Los Angeles, CA—State data show that California consumers left $60 million in unredeemed bottle and can deposits with the state in the first six months of 2020 as the redemption rate for consumers plunged to 60.2% from 66% in the face of the pandemic and a deepening economic crisis for redemption centers.
Data published by the state recycling regulator, CalRecycle, show:
-Deposit beverage sales rose 8.4% over the first six months of 2020 because the pandemic had more consumers staying at home and stocking up instead of buying drinks at restaurants and other entertainment venues. Those increased sales generated $56 million more in deposit money collected by supermarkets from consumers and paid to the state in fiscal year 2019/20.
-Consumers returned 7.9% fewer empties for refunds in those six months.
-CalRecycle paid out $60 million less in fiscal year 2019/20 to redemption centers that effectively recycle 88% of all empties generated in California by separating them from other recyclables and keeping them clean.
-Waste haulers, by contrast, collected $10 million more from the state in the 2019/20 fiscal year ended June 30 over the year before, even though high contamination rates infect loads collected by waste haulers at the curbside. More consumers threw away empties or donated them to blue recycling bins. California is the only state that pays haulers consumer deposits from bottles and cans thrown into blue bins, while also paying them for processing the empties.
-Increased deposit money paid to CalRecycle, together with lower payments to deposit system participants for recycling, left CalRecycle with $109 million more in the state bottle deposit recycling fund than last fiscal year. The fund now totals up to half a billion dollars.
The bottle deposit system is meant to reduce litter, conserve energy via the provision of convenient locations for consumers to return empties and collect deposit refunds. California redemption locations supply in-state manufacturers with clean aluminum, plastic and glass feedstock for new products. This also cuts greenhouse gas emissions and generates new jobs in the recycling and manufacturing sectors. Consumer Watchdog said the new data should be a rallying cry for Governor Newsom to take leadership over fixing the broken bottle deposit law.
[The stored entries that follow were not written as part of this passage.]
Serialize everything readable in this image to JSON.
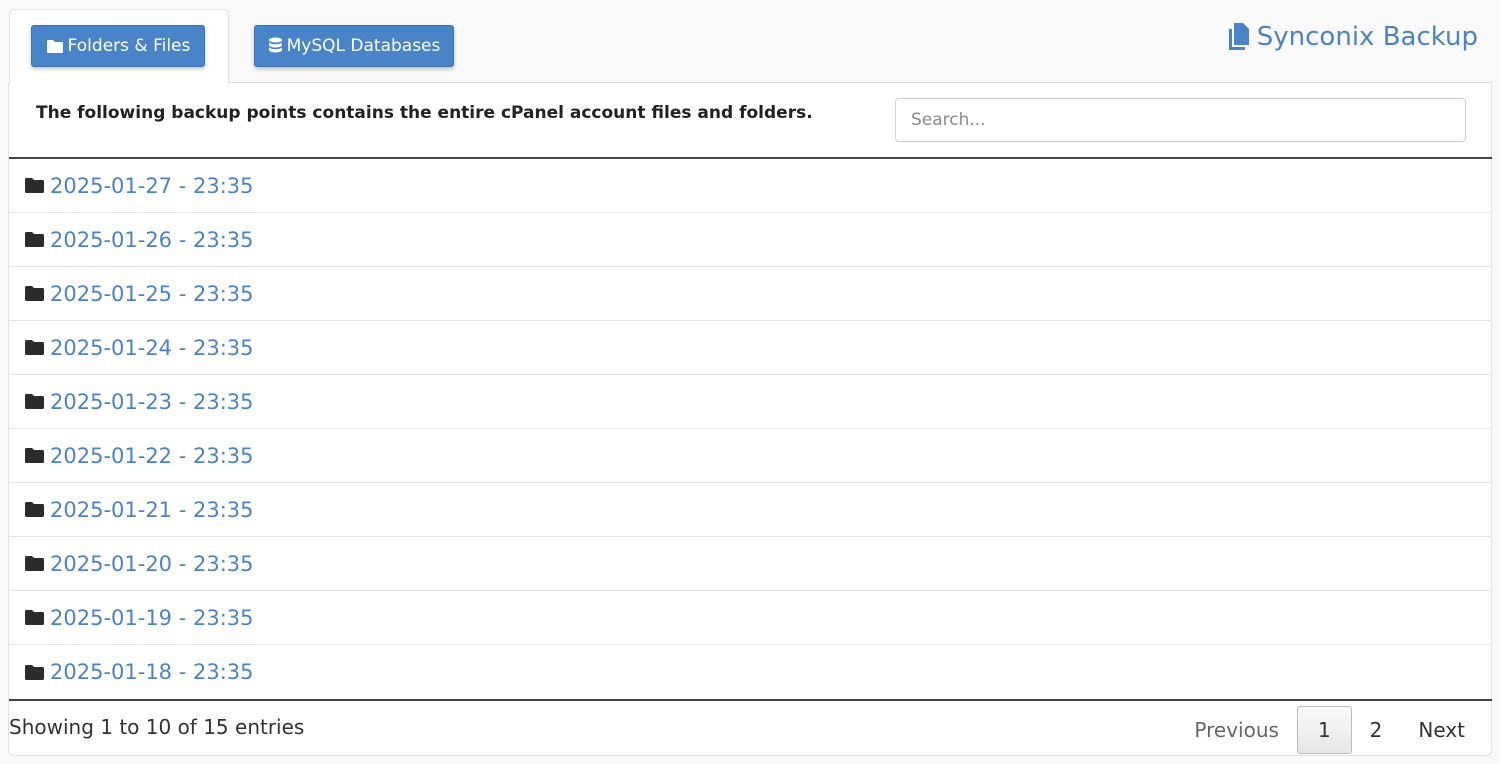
{
  "tabs": [
    {
      "label": "Folders & Files",
      "icon": "folder-icon",
      "active": true
    },
    {
      "label": "MySQL Databases",
      "icon": "database-icon",
      "active": false
    }
  ],
  "brand": {
    "label": "Synconix Backup",
    "icon": "copy-icon"
  },
  "intro": "The following backup points contains the entire cPanel account files and folders.",
  "search": {
    "placeholder": "Search...",
    "value": ""
  },
  "backups": [
    "2025-01-27 - 23:35",
    "2025-01-26 - 23:35",
    "2025-01-25 - 23:35",
    "2025-01-24 - 23:35",
    "2025-01-23 - 23:35",
    "2025-01-22 - 23:35",
    "2025-01-21 - 23:35",
    "2025-01-20 - 23:35",
    "2025-01-19 - 23:35",
    "2025-01-18 - 23:35"
  ],
  "footer": {
    "info": "Showing 1 to 10 of 15 entries",
    "previous": "Previous",
    "pages": [
      "1",
      "2"
    ],
    "current_page": "1",
    "next": "Next"
  },
  "colors": {
    "accent": "#4a84c8",
    "text": "#222222"
  }
}
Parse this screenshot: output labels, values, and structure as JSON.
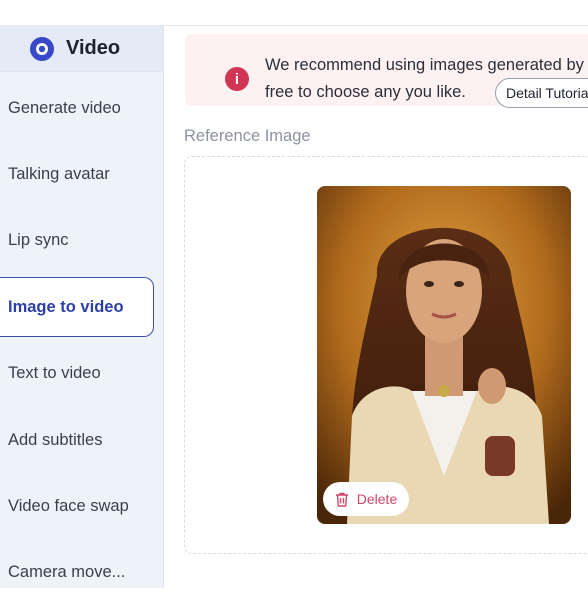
{
  "sidebar": {
    "header": {
      "title": "Video",
      "icon": "video-play-icon"
    },
    "items": [
      {
        "label": "Generate video",
        "active": false
      },
      {
        "label": "Talking avatar",
        "active": false
      },
      {
        "label": "Lip sync",
        "active": false
      },
      {
        "label": "Image to video",
        "active": true
      },
      {
        "label": "Text to video",
        "active": false
      },
      {
        "label": "Add subtitles",
        "active": false
      },
      {
        "label": "Video face swap",
        "active": false
      },
      {
        "label": "Camera move...",
        "active": false
      }
    ]
  },
  "alert": {
    "icon": "info-icon",
    "line1": "We recommend using images generated by",
    "line2": "free to choose any you like.",
    "tutorial_label": "Detail Tutorial"
  },
  "reference": {
    "label": "Reference Image",
    "delete_label": "Delete"
  },
  "colors": {
    "accent": "#2e3ea8",
    "alert_bg": "#fdf1f1",
    "alert_icon": "#d23454",
    "delete": "#d0476a",
    "sidebar_bg": "#eef2f9"
  }
}
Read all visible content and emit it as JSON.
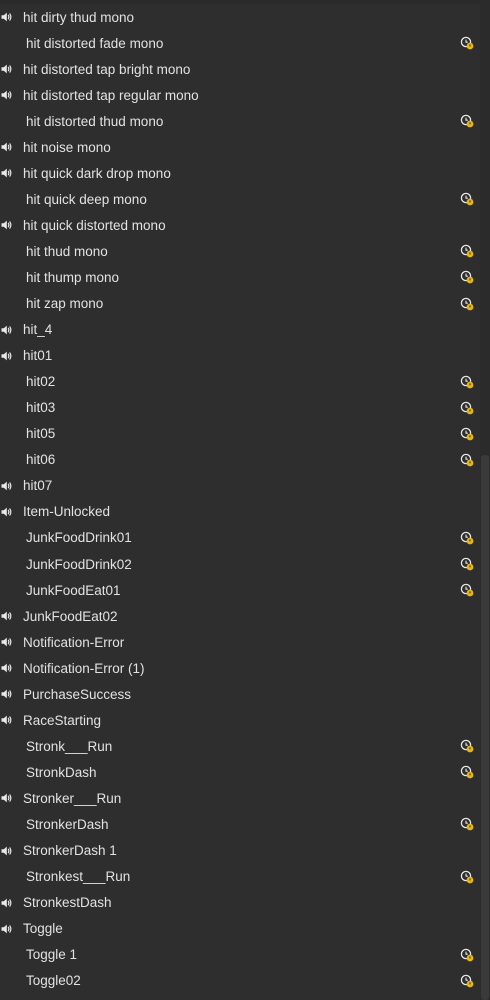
{
  "colors": {
    "background": "#2e2e2e",
    "text": "#e2e2e2",
    "sound_icon": "#e8e8e8",
    "status_icon_gold": "#e4b61a"
  },
  "icons": {
    "sound": "speaker-icon",
    "status": "clock-badge-icon"
  },
  "items": [
    {
      "label": "hit dirty thud mono",
      "sound": true,
      "status": false
    },
    {
      "label": "hit distorted fade mono",
      "sound": false,
      "status": true
    },
    {
      "label": "hit distorted tap bright mono",
      "sound": true,
      "status": false
    },
    {
      "label": "hit distorted tap regular mono",
      "sound": true,
      "status": false
    },
    {
      "label": "hit distorted thud mono",
      "sound": false,
      "status": true
    },
    {
      "label": "hit noise mono",
      "sound": true,
      "status": false
    },
    {
      "label": "hit quick dark drop mono",
      "sound": true,
      "status": false
    },
    {
      "label": "hit quick deep mono",
      "sound": false,
      "status": true
    },
    {
      "label": "hit quick distorted mono",
      "sound": true,
      "status": false
    },
    {
      "label": "hit thud mono",
      "sound": false,
      "status": true
    },
    {
      "label": "hit thump mono",
      "sound": false,
      "status": true
    },
    {
      "label": "hit zap mono",
      "sound": false,
      "status": true
    },
    {
      "label": "hit_4",
      "sound": true,
      "status": false
    },
    {
      "label": "hit01",
      "sound": true,
      "status": false
    },
    {
      "label": "hit02",
      "sound": false,
      "status": true
    },
    {
      "label": "hit03",
      "sound": false,
      "status": true
    },
    {
      "label": "hit05",
      "sound": false,
      "status": true
    },
    {
      "label": "hit06",
      "sound": false,
      "status": true
    },
    {
      "label": "hit07",
      "sound": true,
      "status": false
    },
    {
      "label": "Item-Unlocked",
      "sound": true,
      "status": false
    },
    {
      "label": "JunkFoodDrink01",
      "sound": false,
      "status": true
    },
    {
      "label": "JunkFoodDrink02",
      "sound": false,
      "status": true
    },
    {
      "label": "JunkFoodEat01",
      "sound": false,
      "status": true
    },
    {
      "label": "JunkFoodEat02",
      "sound": true,
      "status": false
    },
    {
      "label": "Notification-Error",
      "sound": true,
      "status": false
    },
    {
      "label": "Notification-Error (1)",
      "sound": true,
      "status": false
    },
    {
      "label": "PurchaseSuccess",
      "sound": true,
      "status": false
    },
    {
      "label": "RaceStarting",
      "sound": true,
      "status": false
    },
    {
      "label": "Stronk___Run",
      "sound": false,
      "status": true
    },
    {
      "label": "StronkDash",
      "sound": false,
      "status": true
    },
    {
      "label": "Stronker___Run",
      "sound": true,
      "status": false
    },
    {
      "label": "StronkerDash",
      "sound": false,
      "status": true
    },
    {
      "label": "StronkerDash 1",
      "sound": true,
      "status": false
    },
    {
      "label": "Stronkest___Run",
      "sound": false,
      "status": true
    },
    {
      "label": "StronkestDash",
      "sound": true,
      "status": false
    },
    {
      "label": "Toggle",
      "sound": true,
      "status": false
    },
    {
      "label": "Toggle 1",
      "sound": false,
      "status": true
    },
    {
      "label": "Toggle02",
      "sound": false,
      "status": true
    }
  ]
}
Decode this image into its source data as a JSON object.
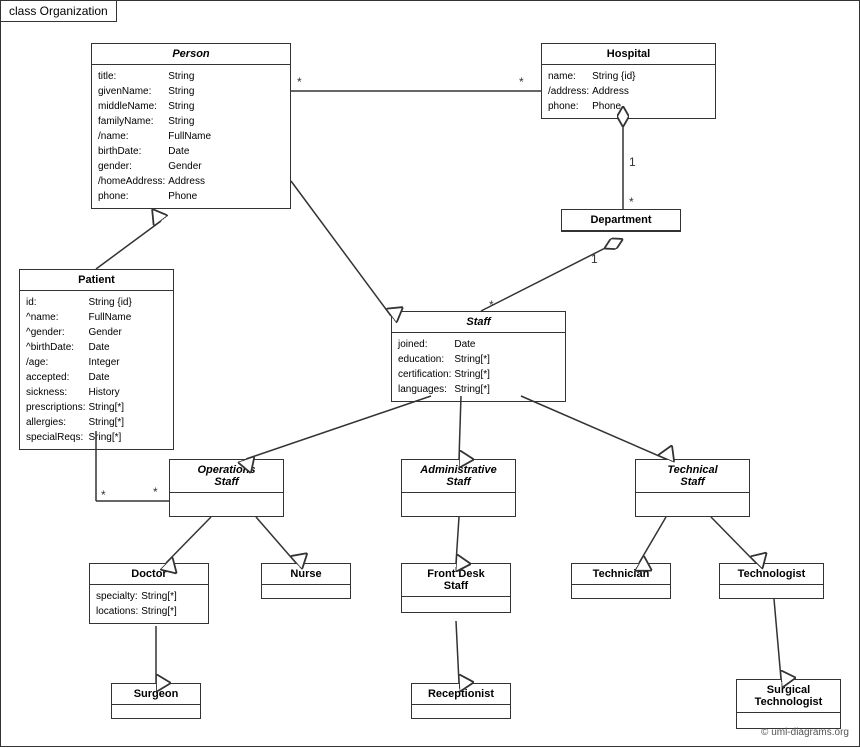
{
  "title": "class Organization",
  "classes": {
    "person": {
      "name": "Person",
      "italic": true,
      "attrs": [
        [
          "title:",
          "String"
        ],
        [
          "givenName:",
          "String"
        ],
        [
          "middleName:",
          "String"
        ],
        [
          "familyName:",
          "String"
        ],
        [
          "/name:",
          "FullName"
        ],
        [
          "birthDate:",
          "Date"
        ],
        [
          "gender:",
          "Gender"
        ],
        [
          "/homeAddress:",
          "Address"
        ],
        [
          "phone:",
          "Phone"
        ]
      ]
    },
    "hospital": {
      "name": "Hospital",
      "italic": false,
      "attrs": [
        [
          "name:",
          "String {id}"
        ],
        [
          "/address:",
          "Address"
        ],
        [
          "phone:",
          "Phone"
        ]
      ]
    },
    "department": {
      "name": "Department",
      "italic": false,
      "attrs": []
    },
    "staff": {
      "name": "Staff",
      "italic": true,
      "attrs": [
        [
          "joined:",
          "Date"
        ],
        [
          "education:",
          "String[*]"
        ],
        [
          "certification:",
          "String[*]"
        ],
        [
          "languages:",
          "String[*]"
        ]
      ]
    },
    "patient": {
      "name": "Patient",
      "italic": false,
      "attrs": [
        [
          "id:",
          "String {id}"
        ],
        [
          "^name:",
          "FullName"
        ],
        [
          "^gender:",
          "Gender"
        ],
        [
          "^birthDate:",
          "Date"
        ],
        [
          "/age:",
          "Integer"
        ],
        [
          "accepted:",
          "Date"
        ],
        [
          "sickness:",
          "History"
        ],
        [
          "prescriptions:",
          "String[*]"
        ],
        [
          "allergies:",
          "String[*]"
        ],
        [
          "specialReqs:",
          "Sring[*]"
        ]
      ]
    },
    "operations_staff": {
      "name": "Operations\nStaff",
      "italic": true,
      "attrs": []
    },
    "administrative_staff": {
      "name": "Administrative\nStaff",
      "italic": true,
      "attrs": []
    },
    "technical_staff": {
      "name": "Technical\nStaff",
      "italic": true,
      "attrs": []
    },
    "doctor": {
      "name": "Doctor",
      "italic": false,
      "attrs": [
        [
          "specialty:",
          "String[*]"
        ],
        [
          "locations:",
          "String[*]"
        ]
      ]
    },
    "nurse": {
      "name": "Nurse",
      "italic": false,
      "attrs": []
    },
    "front_desk_staff": {
      "name": "Front Desk\nStaff",
      "italic": false,
      "attrs": []
    },
    "technician": {
      "name": "Technician",
      "italic": false,
      "attrs": []
    },
    "technologist": {
      "name": "Technologist",
      "italic": false,
      "attrs": []
    },
    "surgeon": {
      "name": "Surgeon",
      "italic": false,
      "attrs": []
    },
    "receptionist": {
      "name": "Receptionist",
      "italic": false,
      "attrs": []
    },
    "surgical_technologist": {
      "name": "Surgical\nTechnologist",
      "italic": false,
      "attrs": []
    }
  },
  "copyright": "© uml-diagrams.org"
}
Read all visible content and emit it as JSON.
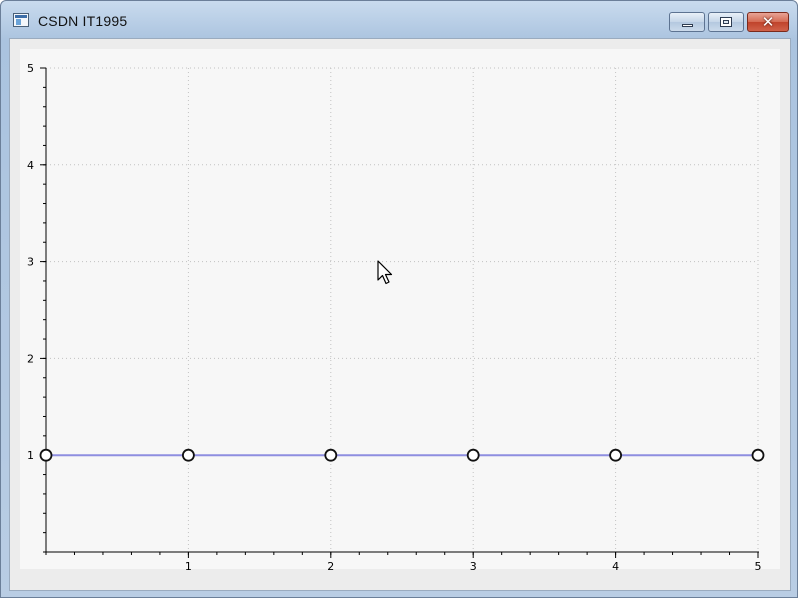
{
  "window": {
    "title": "CSDN IT1995",
    "icon": "app-window-icon",
    "controls": [
      {
        "name": "minimize",
        "icon": "minimize-icon"
      },
      {
        "name": "maximize",
        "icon": "maximize-icon"
      },
      {
        "name": "close",
        "icon": "close-icon",
        "glyph": "✕"
      }
    ]
  },
  "chart_data": {
    "type": "line",
    "title": "",
    "xlabel": "",
    "ylabel": "",
    "xlim": [
      0,
      5
    ],
    "ylim": [
      0,
      5
    ],
    "xticks": [
      1,
      2,
      3,
      4,
      5
    ],
    "yticks": [
      1,
      2,
      3,
      4,
      5
    ],
    "grid": true,
    "series": [
      {
        "x": [
          0,
          1,
          2,
          3,
          4,
          5
        ],
        "y": [
          1,
          1,
          1,
          1,
          1,
          1
        ],
        "line_color": "#8e8ee0",
        "marker": "open-circle",
        "marker_edge": "#111111",
        "marker_fill": "#ffffff"
      }
    ]
  },
  "colors": {
    "plot_background": "#f7f7f7",
    "window_frame": "#aac3df",
    "grid": "#c2c2c2",
    "axis": "#000000"
  },
  "cursor": {
    "icon": "mouse-pointer-icon"
  }
}
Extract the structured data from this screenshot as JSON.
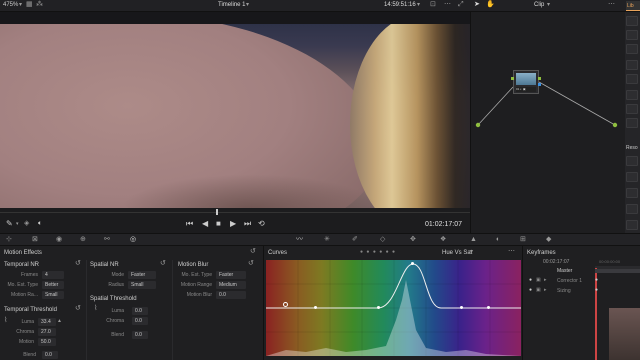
{
  "topbar": {
    "zoom": "475%",
    "timeline_title": "Timeline 1",
    "timecode": "14:59:51:16",
    "node_mode": "Clip",
    "right_tab": "Lib"
  },
  "viewer": {
    "timecode": "01:02:17:07"
  },
  "right_strip": {
    "section_label": "Reso"
  },
  "motion_effects": {
    "title": "Motion Effects",
    "temporal_nr": {
      "title": "Temporal NR",
      "frames_label": "Frames",
      "frames_value": "4",
      "mo_est_type_label": "Mo. Est. Type",
      "mo_est_type_value": "Better",
      "motion_range_label": "Motion Ra...",
      "motion_range_value": "Small"
    },
    "temporal_threshold": {
      "title": "Temporal Threshold",
      "luma_label": "Luma",
      "luma_value": "33.4",
      "chroma_label": "Chroma",
      "chroma_value": "27.0",
      "motion_label": "Motion",
      "motion_value": "50.0",
      "blend_label": "Blend",
      "blend_value": "0.0"
    },
    "spatial_nr": {
      "title": "Spatial NR",
      "mode_label": "Mode",
      "mode_value": "Faster",
      "radius_label": "Radius",
      "radius_value": "Small"
    },
    "spatial_threshold": {
      "title": "Spatial Threshold",
      "luma_label": "Luma",
      "luma_value": "0.0",
      "chroma_label": "Chroma",
      "chroma_value": "0.0",
      "blend_label": "Blend",
      "blend_value": "0.0"
    },
    "motion_blur": {
      "title": "Motion Blur",
      "mo_est_type_label": "Mo. Est. Type",
      "mo_est_type_value": "Faster",
      "motion_range_label": "Motion Range",
      "motion_range_value": "Medium",
      "motion_blur_label": "Motion Blur",
      "motion_blur_value": "0.0"
    }
  },
  "curves": {
    "title": "Curves",
    "mode": "Hue Vs Sat"
  },
  "keyframes": {
    "title": "Keyframes",
    "timecode": "00:02:17:07",
    "ruler_timecode": "00:00:00:00",
    "rows": [
      {
        "label": "Master"
      },
      {
        "label": "Corrector 1"
      },
      {
        "label": "Sizing"
      }
    ]
  },
  "colors": {
    "accent": "#e8a35c",
    "panel_bg": "#1f1f21",
    "text": "#c8c8c8"
  }
}
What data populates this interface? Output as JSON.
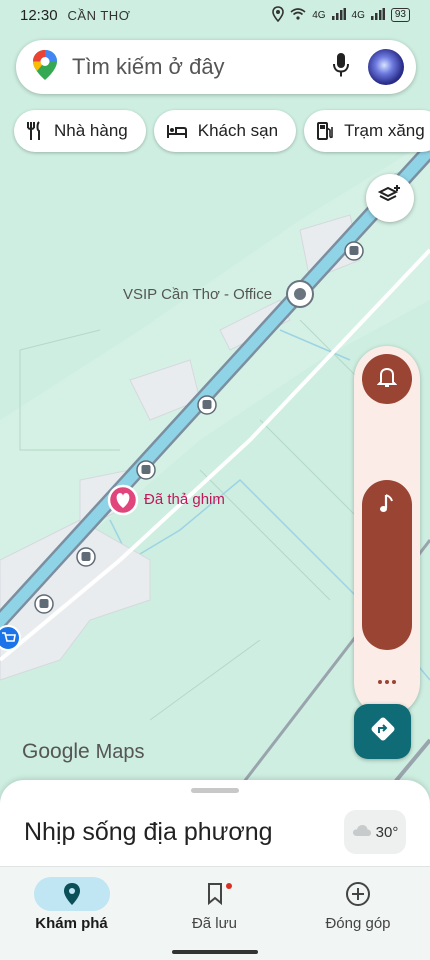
{
  "status_bar": {
    "time": "12:30",
    "place": "CẦN THƠ",
    "network_1": "4G",
    "network_2": "4G",
    "battery": "93"
  },
  "search": {
    "placeholder": "Tìm kiếm ở đây",
    "leading_icon": "google-maps-pin-icon",
    "mic_icon": "microphone-icon"
  },
  "chips": [
    {
      "label": "Nhà hàng",
      "icon": "fork-knife-icon"
    },
    {
      "label": "Khách sạn",
      "icon": "bed-icon"
    },
    {
      "label": "Trạm xăng",
      "icon": "gas-station-icon"
    }
  ],
  "map": {
    "poi_vsip": "VSIP Cần Thơ - Office",
    "pin_label": "Đã thả ghim",
    "logo_google": "Google",
    "logo_maps": "Maps"
  },
  "sheet": {
    "title": "Nhịp sống địa phương",
    "weather": "30°",
    "weather_icon": "cloud-icon"
  },
  "nav": [
    {
      "label": "Khám phá",
      "icon": "location-pin-icon",
      "active": true
    },
    {
      "label": "Đã lưu",
      "icon": "bookmark-icon",
      "active": false
    },
    {
      "label": "Đóng góp",
      "icon": "plus-circle-icon",
      "active": false
    }
  ],
  "colors": {
    "map_background": "#cdeee0",
    "road": "#8fd3e6",
    "accent_brown": "#9a4434",
    "directions_teal": "#0f6b76",
    "pin_pink": "#e0457b"
  }
}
“Governor Newsom needs to absorb this data and realize consumers are not getting back the nickel and dime deposits they were promised,” said Consumer Advocate Liza Tucker. “As a leader in fighting climate change, it’s time for the Governor to take leadership in reforming our bottle deposit law to guarantee greater and more effective recycling and a redemption rate of 90% to rival states that have done the bottle deposit program correctly.”
The rates of redemption in the other bottle deposit states in America are as follows:
Michigan, 89%; Oregon, 86%; Maine, 84% (2017); Iowa, 71%; Vermont, 71%; New York, 64%; Hawaii, 62%; Connecticut, 50%; Massachusetts, 50%.
California’s bottle deposit system relies on a shrinking number of redemption centers and a rigid and outdated financing mechanism to sustain them.
In its report, “Trashed: How California Recycling and How to Fix It,” Consumer Watchdog urges the Governor to create a new bottle deposit system where the beverage companies are responsible for recycling the containers their products come in. This is the system used in all other bottle deposit states, except Hawaii.